That third one was an unusual investigation for the United States to seek (and plainly seemed strange to Taylor). There is no known Justice Department probe of Biden influence-peddling in potential violation of American law. Instead, the president is said to have pressured Ukraine to open an investigation of the Ukrainian company for violations of Ukrainian law. Generally, U.S. requests for investigative assistance involve the foreign power’s provision to the Justice Department of evidence relevant to violations of American law.

While not attacking Taylor’s credibility, the president’s backers are adamant that there was no quid pro quo. This refrain returns us to the argument I urged when this controversy emerged a few weeks back: It should have been taken as a given that there was a quid pro quo and that the president was squeezing Ukraine for accommodations, some of which were legitimate (even if unwise), and others harder to defend.

To repeat, quid pro quo just means “this for that.” It’s an exchange, and it is a feature of all commerce. The Latin term only sounds sinister because we most often hear it in connection with bribery and public-corruption prosecutions. But crooked transactions make up just a sliver of state, interstate, and international commerce; in such cases, the problem is not that there is an exchange, but that the exchange involves corruption — commonly, political influence being sold for favors, or used extortionately.

Foreign relations is categorically distinct from domestic law-enforcement. The imposition of quid pro quo demands and intense pressure (even to the point of what would be extortion in the domestic setting) are staples of negotiations between sovereigns. A quid pro quo is improper in foreign relations only when a government official is seeking something that is not arguably in the national interest, particularly if it involves self-dealing — e.g., using government power to further a personal or partisan political objective.

President Trump and his defenders have insisted that there was no quid pro quo. Since there is virtually always a quid pro quo, we must assume that, generally, they mean there was no improper quid pro quo. I say “generally” because some actually do posit a legal claim that there was no quid pro quo at all. Ukraine, these Trump supporters say, was unaware that defense aid was being withheld; such awareness, they reason, is the sine qua non of a “quo,” without which there can be no corrupt “quid.” This argument is factually infirm and, in any event, misconstrues impeachment. I will come to that momentarily.

First, though, the critical point: The winning argument on behalf of the president is that what happened here is not an impeachable offense. It is untenable to insist that there was no quid pro quo — just as it is outlandish for the president to claim that his July 25 conversation with President Zelensky was “perfect,” an impossible standard to meet in human endeavors. To stake out an untenable position is a self-defeating strategy in public controversies.

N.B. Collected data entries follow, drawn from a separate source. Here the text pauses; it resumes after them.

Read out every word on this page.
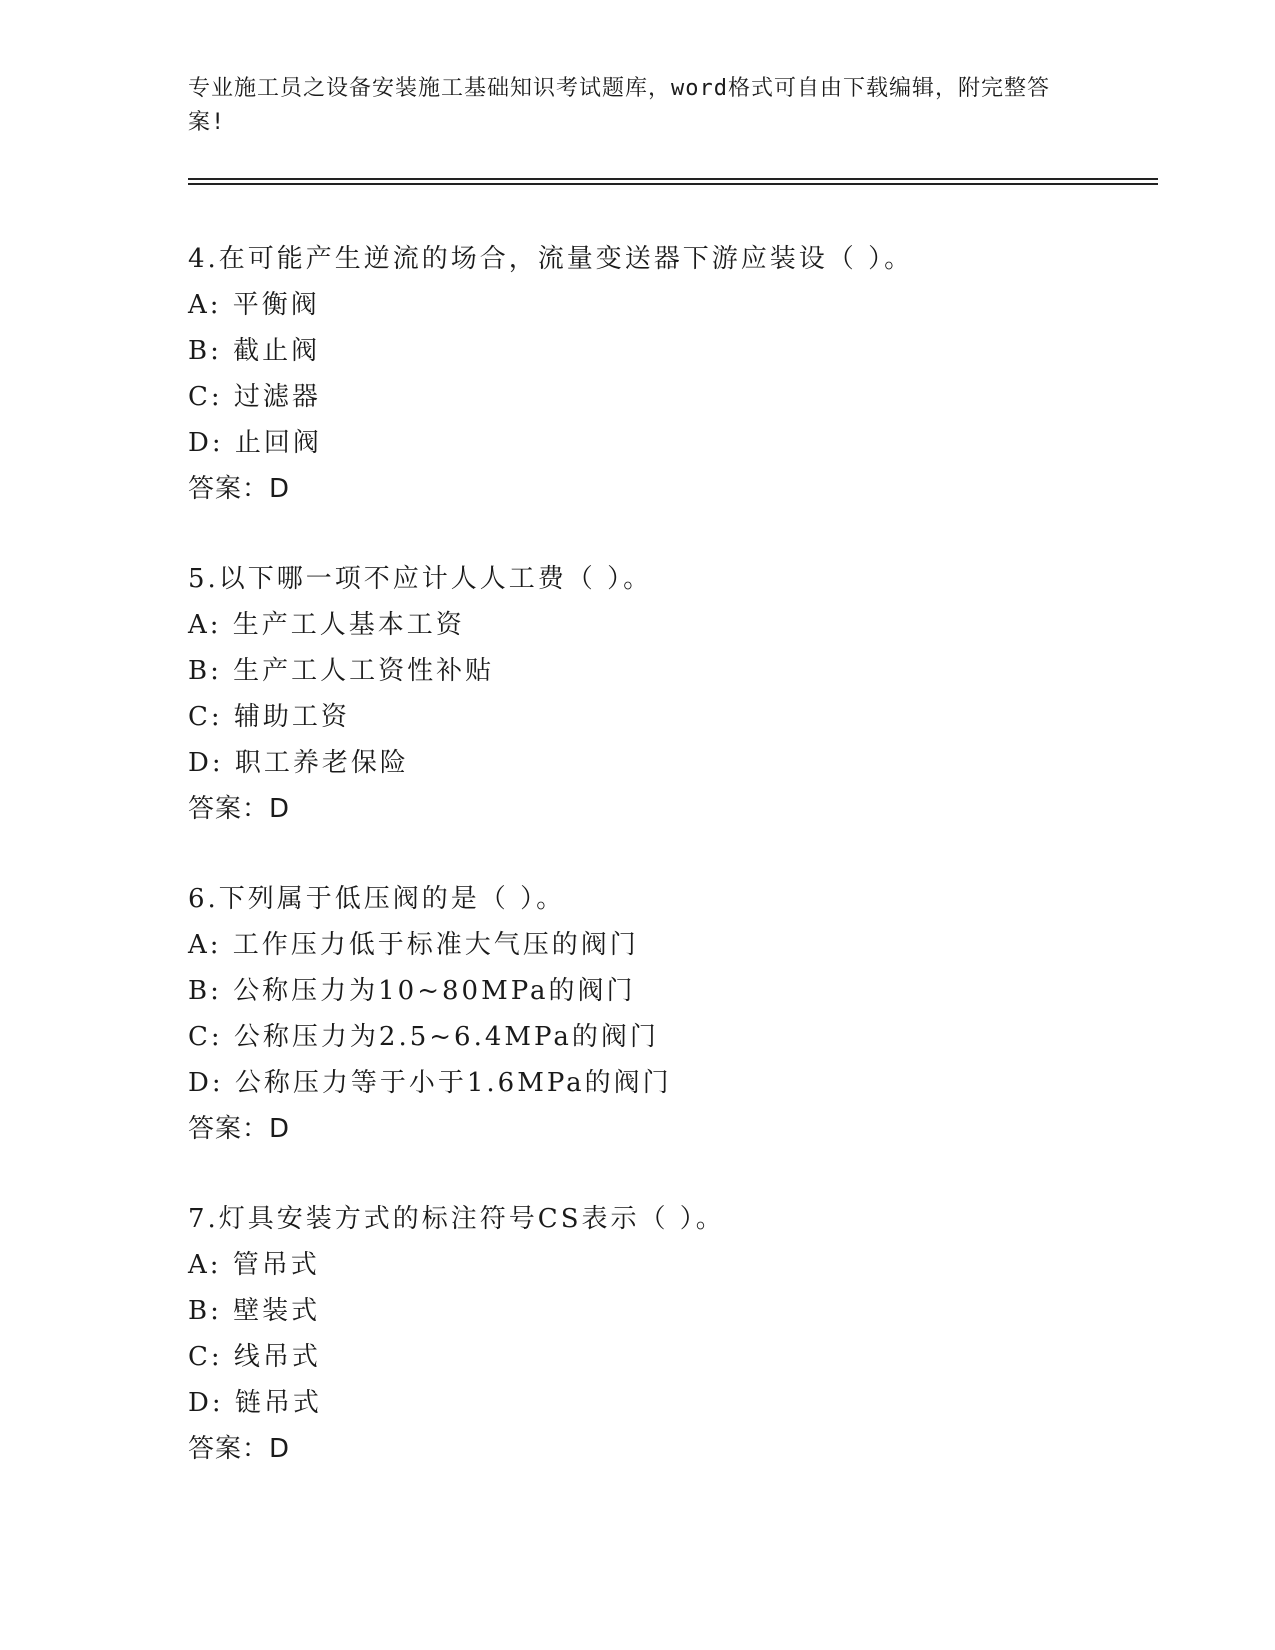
专业施工员之设备安装施工基础知识考试题库，word格式可自由下载编辑，附完整答案!
4.在可能产生逆流的场合，流量变送器下游应装设（ ）。
A: 平衡阀
B: 截止阀
C: 过滤器
D: 止回阀
答案：D
5.以下哪一项不应计人人工费（ ）。
A: 生产工人基本工资
B: 生产工人工资性补贴
C: 辅助工资
D: 职工养老保险
答案：D
6.下列属于低压阀的是（ ）。
A: 工作压力低于标准大气压的阀门
B: 公称压力为10~80MPa的阀门
C: 公称压力为2.5~6.4MPa的阀门
D: 公称压力等于小于1.6MPa的阀门
答案：D
7.灯具安装方式的标注符号CS表示（ ）。
A: 管吊式
B: 壁装式
C: 线吊式
D: 链吊式
答案：D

Taylor’s testimony illustrates what has long been patent: President Trump was not as high on Ukraine or foreign aid as his subordinates. He saw Ukraine as pervasively corrupt, as well as hostile to him in the 2016 campaign. He also saw it as another instance of America bearing the burden of free-riding Europe’s security problems, at the additional cost of what he dubiously believes would be better relations with Russia. The president was not anxious to part with $400 million, and was of a mind to make Ukraine earn it by doing things he wanted done: assistance in the afore-described investigations.

This came to a head, almost comically in Taylor’s telling, in September 2019. As Taylor understood it from speaking with Sondland and NSC official Tim Morrison, the president — echoed by Sondland — was insistent that there was no quid pro quo. But this was lip-service. Simultaneously, the Ukrainians were being told that unless Zelensky publicly committed to the investigations, neither the defense aid nor the promised White House visit would materialize.

In substance, this is no different than Obama’s “by the book” bunkum. A president’s talismanic utterance of “by the book” does not transform a highly irregular counterintelligence probe of political opponents into nothing-to-see-here. Similarly, mantra-like invocations of “no quid pro quo” do not eviscerate the demands on which a president tries to condition executive acts sought by a foreign government.

“But wait,” some of the president’s congressional supporters say, “there can’t have been a quid pro quo because Zelensky says he never felt pressured and the Ukrainians did not know the aid was being withheld until August 29” (i.e., over a month after the Trump-Zelensky call).

This misstates the facts. First, the president did not just withhold aid; he refused to schedule the coveted Oval Office visit he had promised Zelensky — and the Ukrainians were quite aware of and antsy about that. Second, one must suspend disbelief to think, just because the hold on the aid was not reported (by Politico) until August 29, that the Ukrainians did not notice the expected aid hadn’t been transferred while they were being pushed on the investigations. (Ukraine’s economy is only about the size of Arkansas’s; a $400 million shortfall would not go unnoticed.) Third, Taylor says the Ukrainians undoubtedly knew about the hold on the funding by August 29; it was not lifted until nearly two weeks later. In the interim, Sondland is said to have told the Ukrainians there would be a “stalemate” if they did not accede. I wouldn’t exactly say “stalemate” is Ukrainian for “quid pro quo,” but you get the point.

More significantly, the president’s advocates misperceive the nature of the House Democrats’ inquiry. This is not a bribery prosecution in a judicial court. This is impeachment, in which there is no burden to prove a quid pro quo beyond a reasonable doubt. The House is not required to establish a felony offense, such as extortion or bribery (an element of which is a corrupt quid pro quo). In theory, House Democrats could vote an article of impeachment alleging that the president abused power by leveraging his control of foreign relations for partisan political purposes — viz., to induce the Ukrainians to investigate a potential 2020 rival. Impeachment does not require proving a penal offense up to courtroom standards. It is a political act, not a legal one: the stripping of authority by the legislature, not the establishment of a crime in court.